Estimated Pay Range
$25.54 - $38.30 / hour, based on location, education, & experience. In accordance with State Pay Transparency Rules.
Department & Position Overview
Department Name: Coding Ambulatory
Work Shift: Day
Job Category: Revenue Cycle
Position Title: Orthopedic Physician Complex Coder
Location: Remote (Banner provides equipment)
Schedule: Full time; flexible scheduling after training completed
Company Overview
Innovation and highly trained staff. Banner Health recently earned Great Place To Work® Certification™. This recognition reflects our investment in workplace excellence and the happiness, satisfaction, wellbeing and fulfilment of our team members. Find out how we’re constantly improving to make Banner Health the best place to work and receive care.
Ideal Candidates
Minimum 3 years recent experience in Surgical Orthopedic Profee coding (clearly reflected in your attached resume).
COC Certification a plus.
Must be currently certified through AAPC or Ahima, as defined in minimum qualifications below. This is a complex role, requiring more than a CPC‑A level certification.
Don't quite meet the above requirements? Check out some of our other Coder positions.

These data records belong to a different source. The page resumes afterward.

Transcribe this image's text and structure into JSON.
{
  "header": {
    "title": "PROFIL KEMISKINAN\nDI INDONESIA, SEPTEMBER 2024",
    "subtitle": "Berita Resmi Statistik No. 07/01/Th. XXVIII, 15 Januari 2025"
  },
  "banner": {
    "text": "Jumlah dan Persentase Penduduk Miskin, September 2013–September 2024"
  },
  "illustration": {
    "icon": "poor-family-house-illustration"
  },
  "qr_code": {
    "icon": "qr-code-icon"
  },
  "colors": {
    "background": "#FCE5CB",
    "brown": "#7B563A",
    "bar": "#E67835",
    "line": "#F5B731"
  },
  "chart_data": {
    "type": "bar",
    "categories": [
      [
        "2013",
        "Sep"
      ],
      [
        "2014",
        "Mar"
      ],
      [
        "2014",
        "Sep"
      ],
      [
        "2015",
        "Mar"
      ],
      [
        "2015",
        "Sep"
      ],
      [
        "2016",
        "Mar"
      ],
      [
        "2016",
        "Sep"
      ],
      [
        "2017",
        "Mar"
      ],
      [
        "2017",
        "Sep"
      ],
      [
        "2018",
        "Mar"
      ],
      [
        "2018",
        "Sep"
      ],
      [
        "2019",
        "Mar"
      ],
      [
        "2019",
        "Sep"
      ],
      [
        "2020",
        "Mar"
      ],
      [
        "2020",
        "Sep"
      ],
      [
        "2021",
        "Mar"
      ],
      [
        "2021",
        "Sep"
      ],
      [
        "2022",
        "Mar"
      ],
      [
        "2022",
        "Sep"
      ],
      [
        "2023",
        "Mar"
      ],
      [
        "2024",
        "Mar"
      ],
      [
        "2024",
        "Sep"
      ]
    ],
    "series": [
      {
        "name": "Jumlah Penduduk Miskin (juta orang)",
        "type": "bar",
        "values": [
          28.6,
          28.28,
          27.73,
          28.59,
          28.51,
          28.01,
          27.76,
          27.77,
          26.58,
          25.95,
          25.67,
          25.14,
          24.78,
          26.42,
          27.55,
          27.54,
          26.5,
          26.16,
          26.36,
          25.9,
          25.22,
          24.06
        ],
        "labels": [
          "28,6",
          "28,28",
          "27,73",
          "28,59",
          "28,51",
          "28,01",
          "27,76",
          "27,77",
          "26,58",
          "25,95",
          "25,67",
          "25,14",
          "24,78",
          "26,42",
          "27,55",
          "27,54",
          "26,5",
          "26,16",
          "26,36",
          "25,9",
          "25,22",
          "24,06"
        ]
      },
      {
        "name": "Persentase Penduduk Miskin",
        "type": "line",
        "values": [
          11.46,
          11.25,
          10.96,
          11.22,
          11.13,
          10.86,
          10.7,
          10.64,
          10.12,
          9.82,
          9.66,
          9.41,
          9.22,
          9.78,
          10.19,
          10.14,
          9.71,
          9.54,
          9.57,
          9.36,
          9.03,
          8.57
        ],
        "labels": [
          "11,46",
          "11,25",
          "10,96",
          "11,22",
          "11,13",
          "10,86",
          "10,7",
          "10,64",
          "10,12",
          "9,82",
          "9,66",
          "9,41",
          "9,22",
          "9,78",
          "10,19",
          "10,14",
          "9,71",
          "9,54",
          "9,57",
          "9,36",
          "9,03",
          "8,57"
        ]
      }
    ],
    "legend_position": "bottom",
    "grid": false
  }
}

This is a fully remote position and available only if you live in the following states: AK, AR, AZ, CA, CO, FL, GA, IA, ID, IN, KS, KY, MI, MN, MO, MS, NC, ND, NE, NM, NV, NY, OH, OK, OR, PA, SC, TN, TX, UT, VA, WA, WI & WY. The hours are flexible with the ability to work your 8‑hour shift between 4 am - 7 pm (Monday‑Friday).
Position Summary
This position evaluates medical records, provides clinical and surgical abstraction for a full range of complex and/or multispecialty surgical, procedural and E‑M professional services in accordance with nationally recognized coding guidelines. Utilize coding knowledge and expertise to support department projects, validation edits and/or revisions.
Core Functions
Analyze medical information from medical records; accurately code diagnostic and procedural information in accordance with national coding guidelines and appropriate reimbursement requirements. Consult with medical providers to clarify missing or inadequate record information and determine appropriate diagnostic and procedure codes. Provide thorough, timely and accurate coding in accordance with departmental productivity and quality standards. Code ICD‑CM and CPT‑4 for accurate APC assignment. Address National Correct Coding Initiative (NCCI) edits as appropriate. Reconcile charges as required.
Abstract clinical diagnoses, procedure codes and document other pertinent information obtained from the medical record into the electronic medical records. Seek out missing information and create complete records, including items such as disease and procedure codes, discharge disposition, date of surgery, attending physician, consulting physicians, surgeons and anesthesiologists, and appropriate signatures/authorizations. Refer inconsistent patient treatment information/documentation to coding quality analysts, supervisor or individual department for clarification or additional information for accurate code assignment.
Provide quality assurance for medical records. For all assigned records and/or areas, assure compliance with coding rules and regulations according to regulatory agencies for state Medicaid plans, Centers for Medicare & Medicaid Services (CMS), Office of the Inspector General (OIG) and the Health Care Financing Administration (HCFA), as well as company and applicable professional standards.
As assigned, compile daily and monthly reports; tabulate data from medical records for research or analysis purposes.
Identify validation edits and revision issues to ensure compliant coding.
Recognize and distinguish complex diagnoses and procedures and have attention to detail to make needed corrections and ensure accurate coding, reimbursement, and compliance.
Work independently under regular supervision. Use specialized knowledge for accurate assignment of ICD/CPT codes according to national guidelines. Seek guidance for correct interpretation of coding guidelines and LCDs (Local Coverage Determinations).
Minimum Qualifications
High school diploma, GED or equivalent, or an associate’s degree in a related health‑care field.
Requires at least one of the following certifications in active status with AHIMA or AAPC: Certified Professional Coder (CPC), Certified Coding Specialist (CCS), Certified Coding Specialist – Physician (CCS‑P), Registered Health Information Administrator (RHIA), or Registered Health Information Technician (RHIT). Certification may also include a general area of specialty.
Requires three or more years of complex professional coding experience within specialty.
Demonstrate a level of knowledge and understanding of ICD and CPT coding principles as recommended by coding competencies, normally demonstrated by certification by AAPC.
Ability to work effectively and efficiently in a remote setting, utilizing common office programs, coding software and abstracting systems.
Preferred Qualifications
Specialty certification – e.g., Radiology Certified Coder (RCC) if employed in the imaging space.
Experience in a large, multi‑system physician practice preferred. Additional related education and/or experience is also valued.
EEO Statement
EEO/Disabled/Veterans. Our organization supports a drug‑free work environment.